If the movie industry was smart, they'd have looked at what the music industry did and just copy/pasted that. The music industry has 2 kinds of stores, neither of which they involve themselves in running:
- Streaming services like Spotify or Tidal. For the most part, all the streamers have the same content and they compete with each other on price and features. AFAIK, none of these services are run by a record label.
- Download to own stores, like Amazon or iTunes. You pay a reasonable price and you get a DRM free file you get to keep forever. Again, the stores have largely the same catalogs and compete on price and features. And again, none of the labels own these stores.

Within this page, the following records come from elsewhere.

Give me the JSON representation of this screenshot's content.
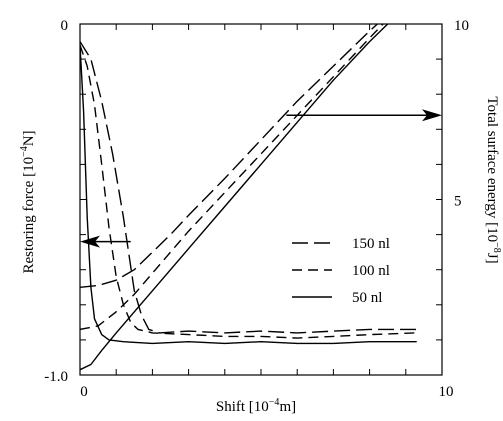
{
  "chart_data": {
    "type": "line",
    "xlabel_prefix": "Shift [10",
    "xlabel_exp": "−4",
    "xlabel_suffix": "m]",
    "ylabel_left_prefix": "Restoring  force  [10",
    "ylabel_left_exp": "−4",
    "ylabel_left_suffix": "N]",
    "ylabel_right_prefix": "Total surface energy  [10",
    "ylabel_right_exp": "−8",
    "ylabel_right_suffix": "J]",
    "xlim": [
      0,
      10
    ],
    "ylim_left": [
      -1.0,
      0
    ],
    "ylim_right": [
      0,
      10
    ],
    "x_ticks": [
      {
        "value": 0,
        "label": "0"
      },
      {
        "value": 10,
        "label": "10"
      }
    ],
    "y_left_ticks": [
      {
        "value": 0,
        "label": "0"
      },
      {
        "value": -1.0,
        "label": "-1.0"
      }
    ],
    "y_right_ticks": [
      {
        "value": 10,
        "label": "10"
      },
      {
        "value": 5,
        "label": "5"
      }
    ],
    "legend_position": "center-right",
    "legend": [
      {
        "label": "150 nl",
        "style": "long-dash"
      },
      {
        "label": "100 nl",
        "style": "dash"
      },
      {
        "label": "50 nl",
        "style": "solid"
      }
    ],
    "series": [
      {
        "name": "150 nl",
        "style": "long-dash",
        "force": [
          [
            0,
            -0.05
          ],
          [
            0.3,
            -0.1
          ],
          [
            0.6,
            -0.22
          ],
          [
            0.9,
            -0.37
          ],
          [
            1.2,
            -0.55
          ],
          [
            1.5,
            -0.76
          ],
          [
            1.7,
            -0.83
          ],
          [
            1.9,
            -0.87
          ],
          [
            2.2,
            -0.88
          ],
          [
            3.0,
            -0.875
          ],
          [
            4.0,
            -0.88
          ],
          [
            5.0,
            -0.875
          ],
          [
            6.0,
            -0.88
          ],
          [
            7.0,
            -0.875
          ],
          [
            8.0,
            -0.87
          ],
          [
            9.3,
            -0.87
          ]
        ],
        "energy": [
          [
            0,
            2.5
          ],
          [
            0.5,
            2.55
          ],
          [
            1.0,
            2.7
          ],
          [
            1.5,
            3.0
          ],
          [
            2.0,
            3.5
          ],
          [
            2.5,
            4.0
          ],
          [
            3.0,
            4.55
          ],
          [
            4.0,
            5.6
          ],
          [
            5.0,
            6.7
          ],
          [
            6.0,
            7.8
          ],
          [
            7.0,
            8.8
          ],
          [
            8.0,
            9.8
          ],
          [
            9.3,
            11.0
          ]
        ]
      },
      {
        "name": "100 nl",
        "style": "dash",
        "force": [
          [
            0,
            -0.06
          ],
          [
            0.2,
            -0.12
          ],
          [
            0.4,
            -0.23
          ],
          [
            0.6,
            -0.4
          ],
          [
            0.8,
            -0.58
          ],
          [
            1.0,
            -0.72
          ],
          [
            1.2,
            -0.8
          ],
          [
            1.4,
            -0.85
          ],
          [
            1.6,
            -0.87
          ],
          [
            2.0,
            -0.88
          ],
          [
            3.0,
            -0.885
          ],
          [
            4.0,
            -0.89
          ],
          [
            5.0,
            -0.89
          ],
          [
            6.0,
            -0.895
          ],
          [
            7.0,
            -0.89
          ],
          [
            8.0,
            -0.885
          ],
          [
            9.3,
            -0.88
          ]
        ],
        "energy": [
          [
            0,
            1.3
          ],
          [
            0.5,
            1.4
          ],
          [
            1.0,
            1.8
          ],
          [
            1.5,
            2.3
          ],
          [
            2.0,
            2.9
          ],
          [
            3.0,
            4.1
          ],
          [
            4.0,
            5.2
          ],
          [
            5.0,
            6.3
          ],
          [
            6.0,
            7.4
          ],
          [
            7.0,
            8.5
          ],
          [
            8.0,
            9.6
          ],
          [
            9.3,
            11.0
          ]
        ]
      },
      {
        "name": "50 nl",
        "style": "solid",
        "force": [
          [
            0,
            -0.06
          ],
          [
            0.1,
            -0.25
          ],
          [
            0.2,
            -0.55
          ],
          [
            0.3,
            -0.75
          ],
          [
            0.4,
            -0.84
          ],
          [
            0.6,
            -0.885
          ],
          [
            0.8,
            -0.9
          ],
          [
            1.2,
            -0.905
          ],
          [
            2.0,
            -0.91
          ],
          [
            3.0,
            -0.905
          ],
          [
            4.0,
            -0.91
          ],
          [
            5.0,
            -0.905
          ],
          [
            6.0,
            -0.91
          ],
          [
            7.0,
            -0.91
          ],
          [
            8.0,
            -0.905
          ],
          [
            9.3,
            -0.905
          ]
        ],
        "energy": [
          [
            0,
            0.15
          ],
          [
            0.3,
            0.3
          ],
          [
            0.6,
            0.7
          ],
          [
            1.0,
            1.2
          ],
          [
            2.0,
            2.4
          ],
          [
            3.0,
            3.6
          ],
          [
            4.0,
            4.8
          ],
          [
            5.0,
            6.0
          ],
          [
            6.0,
            7.2
          ],
          [
            7.0,
            8.4
          ],
          [
            8.0,
            9.5
          ],
          [
            9.0,
            10.5
          ],
          [
            9.3,
            10.9
          ]
        ]
      }
    ],
    "annotations": [
      {
        "type": "arrow",
        "direction": "left",
        "axis": "left",
        "x_from": 1.4,
        "x_to": 0,
        "y": -0.62
      },
      {
        "type": "arrow",
        "direction": "right",
        "axis": "right",
        "x_from": 5.7,
        "x_to": 10,
        "y": 7.4
      }
    ]
  }
}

Compare that to the TV/film industry who looked at all that and decided to do the opposite. They run their own streaming only stores that are all bleeding money instead of fostering competition by encouraging more places like Netflix to start up. They don't, to the best of my knowledge, run any stores where you can download a DRM free video file after paying a reasonable price. This whole industry is fucked, but it's so massive it can absorb decades of bad decisions because there's enough good actual product that people will pay for. And that insulation from their shit decision making and their fear of change is why TV/film licenses are so much more restrictive than game licenses, at least IMO.
Convincing analysis. I guess the question is, if we assume this is the case, will the industry ever heal?

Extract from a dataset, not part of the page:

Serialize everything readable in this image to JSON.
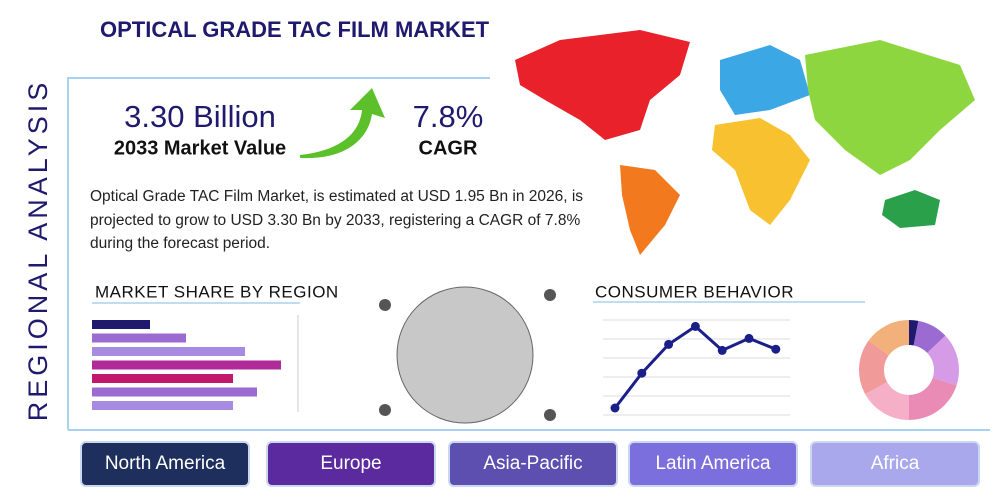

It's hard to say. Look how long it took for the music industry to stop suing their customers en masse and just adapt to a changing market. The film/TV industry hasn't even begun walking that path. It may never change, but if it does, I suspect it'll take a very long time.
I think it's like this: if your game is not on Steam, you won't sell many copies. Publishers fight to make sure the game is on Steam.
If your movie isn't on Steam, the company doesn't care. No one goes to Steam for movies. So Valve has to fight to get the rights to distribute (and compete with streaming services).
Pretty straightforward. You need to host your stuff on your own hardware, ideally. You need good backups. You obviously can pay someone to do it for you but it does add complexity. In any case, streaming services are dead men walking by this point I think.
What’s funny is that’s how it started. Apple sold movies as early as 2007 before Netflix or Amazon video or whatever and expected you to host the files locally either on your computer or your AppleTV (which had a hard disk drive at the time) and stream it locally over iTunes. If you lost the file, that was supposed to be it.
Of course, you still had to authenticate your files with the DRM service, and eventually they moved libraries online and gave you streaming access to any files you had purchased.
This is worse than a streaming service dropping a show. They are removing the ability to play digital files that people purchased.
Subscription streaming where you don’t “own” anything probably has a future, but I think you’re right that the writing is on the wall for digital media purchases.
Probably has a future? It's already here.
"Has a future" in this context means "Streaming media without explicit ownership rights will continue to be here/relevant in to the future, unlike the idea of 'owning' digital media"
Piracy is only illegal because we made it so. We can change that.
I think what we should do is to have better non-piracy ways of owning things instead of "making piracy legal" (what does that even mean?)
How do you change that without completely stripping property rights away from artists though? Not just corporate IP, but all artists?
Piracy doesn't take money from artists, just ask Cory Doctorow, a person making their living as a writer while uploading the torrents of his novels himself.
Corporate consolidation is what kills the artists. The studios make less movies per year, so the a list actors go to television and take the roles Rob Morrow used to get.